Churchill noted that while the founding of an empire often leads to much bloodshed, its collapse always does.
Most Islamic states today are the fragments of empires that collapsed between 1918 and 1991.
As a first example, consider Pakistan, which is now trying to play a delicate balancing act between the demands of the adamant Americans and the bluster of the Taliban regime that it helped to power in Afghanistan.
Pakistan is an artificial and fragile state attempting to govern 142 million fractious Muslims. Its roots go only as deep as Britain's 1947 abandonment of its vast Indian Empire, which was then anarchically partitioned. Many worry that it will be torn apart by the stresses of the new war.
Second, America's shaky new Central Asian allies in the war, such as Uzbekistan, were simply administrative units within the Soviet Empire. They are not organically evolved nations. Their boundaries were simply drawn by Stalin for his various, and unfailingly nefarious, purposes.

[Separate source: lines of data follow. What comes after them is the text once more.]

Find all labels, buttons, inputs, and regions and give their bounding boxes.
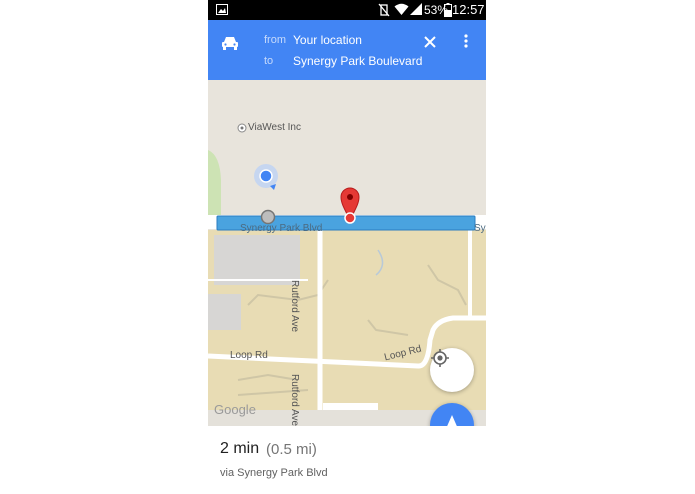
to-field[interactable]: Synergy Park Boulevard: [293, 54, 422, 68]
map-view[interactable]: ViaWest Inc Synergy Park Blvd Sy Rutford…: [208, 80, 486, 426]
car-icon[interactable]: [221, 35, 239, 56]
route-start-marker: [260, 209, 276, 225]
road-label-rutford: Rutford Ave: [289, 374, 300, 426]
close-icon[interactable]: [424, 35, 436, 53]
status-bar: 53% 12:57: [208, 0, 486, 20]
route-summary[interactable]: 2 min (0.5 mi) via Synergy Park Blvd: [208, 426, 486, 494]
poi-label: ViaWest Inc: [248, 122, 301, 133]
my-location-dot: [259, 169, 273, 183]
signal-icon: [410, 3, 422, 17]
from-label: from: [264, 34, 286, 46]
google-attribution: Google: [214, 402, 256, 417]
my-location-button[interactable]: [430, 348, 474, 392]
road-label-loop: Loop Rd: [230, 350, 268, 361]
image-notification-icon: [216, 4, 228, 18]
more-vert-icon[interactable]: [464, 34, 468, 53]
via-route: via Synergy Park Blvd: [220, 467, 328, 479]
road-label-synergy: Synergy Park Blvd: [240, 223, 323, 234]
from-field[interactable]: Your location: [293, 33, 362, 47]
phone-screen: 53% 12:57 from Your location to Synergy …: [208, 0, 486, 494]
distance: (0.5 mi): [266, 441, 317, 458]
to-label: to: [264, 55, 274, 67]
park-area: [208, 150, 221, 220]
road-label-rutford: Rutford Ave: [289, 280, 300, 333]
clock: 12:57: [452, 2, 485, 17]
directions-bar: from Your location to Synergy Park Boule…: [208, 20, 486, 80]
wifi-icon: [394, 3, 409, 17]
duration: 2 min: [220, 440, 260, 457]
road-label-synergy-edge: Sy: [474, 223, 486, 234]
battery-icon: [444, 3, 452, 17]
building: [208, 294, 241, 330]
vibrate-icon: [378, 3, 390, 17]
building: [214, 235, 300, 285]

Third, the Arab-speaking states were regions within the Ottoman Empire until Turkish rule collapsed after its defeat in World War I. In short, while transnationalism may or -- as the aftermath of Sept. 11 suggests -- may not be the wave of the near future in the postmodern West, much of the Islamic world has yet to fully extricate itself from a medieval dream of a universal theocracy and evolve into the modern world of nationalism.